Banken können - je nach Ausrichtung, Größe und Region - verschiedene Maßnahmen ergreifen, damit intelligente Technologie zum geschäftlichen Motor wird. Internationale Großbanken sollten robuste, skalierbare KI-Architekturen aufbauen, Partnerschaftsmodelle mit Technologieanbietern professionalisieren und neue Geschäftsmodelle, zum Beispiel Embedded Finance, proaktiv entwickeln. Regionale Banken, die es nicht nur in Deutschland in großer Zahl gibt, sind gut beraten, sich auf spezifische, regionale Use Cases zu konzentrieren, etwa im Kundenservice oder in der Betrugserkennung und unter Beachtung der jeweiligen Datenschutzvorgaben.

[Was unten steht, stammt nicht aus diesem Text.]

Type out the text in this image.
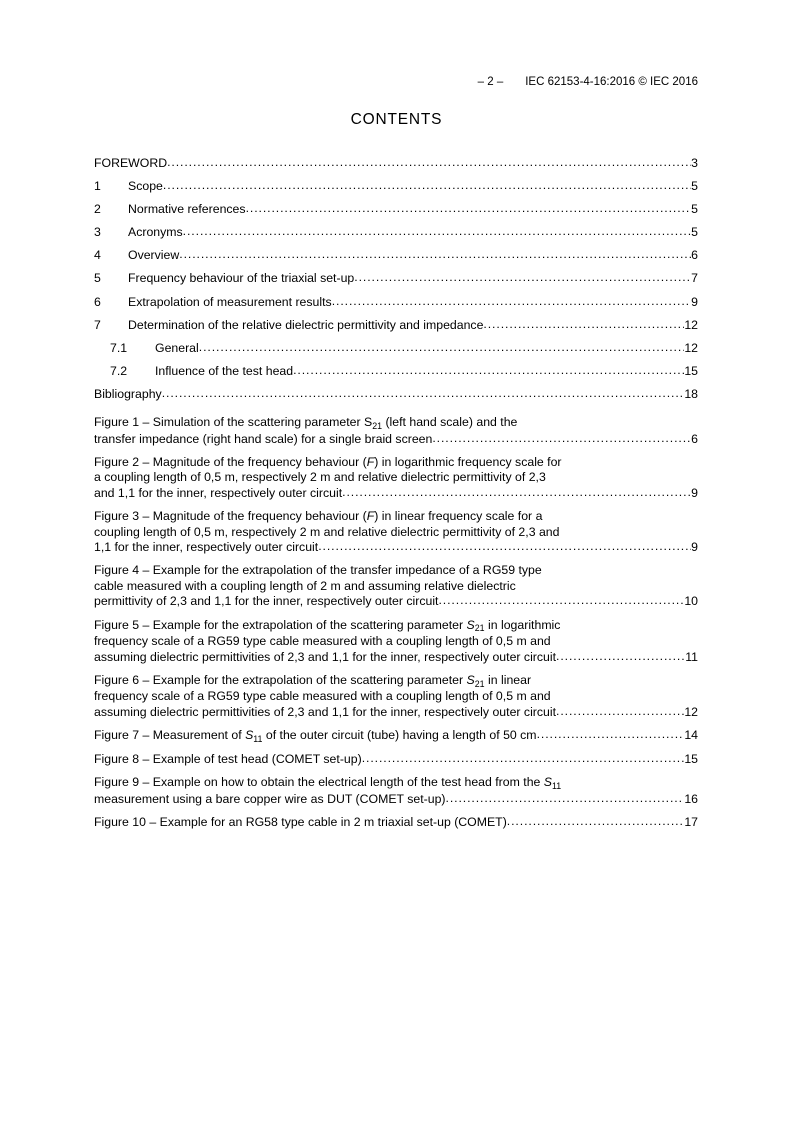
– 2 – IEC 62153-4-16:2016 © IEC 2016
CONTENTS
FOREWORD .....	3
1	Scope .....	5
2	Normative references .....	5
3	Acronyms .....	5
4	Overview .....	6
5	Frequency behaviour of the triaxial set-up .....	7
6	Extrapolation of measurement results .....	9
7	Determination of the relative dielectric permittivity and impedance .....	12
7.1	General .....	12
7.2	Influence of the test head .....	15
Bibliography .....	18
Figure 1 – Simulation of the scattering parameter $S_{21}$ (left hand scale) and the
transfer impedance (right hand scale) for a single braid screen .....	6
Figure 2 – Magnitude of the frequency behaviour (F) in logarithmic frequency scale for
a coupling length of 0,5 m, respectively 2 m and relative dielectric permittivity of 2,3
and 1,1 for the inner, respectively outer circuit .....	9
Figure 3 – Magnitude of the frequency behaviour (F) in linear frequency scale for a
coupling length of 0,5 m, respectively 2 m and relative dielectric permittivity of 2,3 and
1,1 for the inner, respectively outer circuit .....	9
Figure 4 – Example for the extrapolation of the transfer impedance of a RG59 type
cable measured with a coupling length of 2 m and assuming relative dielectric
permittivity of 2,3 and 1,1 for the inner, respectively outer circuit .....	10
Figure 5 – Example for the extrapolation of the scattering parameter $S_{21}$ in logarithmic
frequency scale of a RG59 type cable measured with a coupling length of 0,5 m and
assuming dielectric permittivities of 2,3 and 1,1 for the inner, respectively outer circuit .....	11
Figure 6 – Example for the extrapolation of the scattering parameter $S_{21}$ in linear
frequency scale of a RG59 type cable measured with a coupling length of 0,5 m and
assuming dielectric permittivities of 2,3 and 1,1 for the inner, respectively outer circuit .....	12
Figure 7 – Measurement of $S_{11}$ of the outer circuit (tube) having a length of 50 cm .....	14
Figure 8 – Example of test head (COMET set-up) .....	15
Figure 9 – Example on how to obtain the electrical length of the test head from the $S_{11}$
measurement using a bare copper wire as DUT (COMET set-up) .....	16
Figure 10 – Example for an RG58 type cable in 2 m triaxial set-up (COMET) .....	17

"Banken stehen in den kommenden Jahren vor entscheidenden Veränderungen in Form von regulatorischer Fragmentierung, technologischen Disruptionen und, bedingt durch zunehmende Vernetzung, eskalierenden Risiken", resümiert Stu Bradley, Senior Vice President Risk, Fraud and Compliance Solutions bei SAS. "Um sich in der Digital-Intelligence-Ära gegenüber dem Wettbewerb zu behaupten, müssen Finanzinstitute das Kundenvertrauen zurückgewinnen, indem sie ihre Data Governance stärken und Innovation verantwortungsvoll vorantreiben."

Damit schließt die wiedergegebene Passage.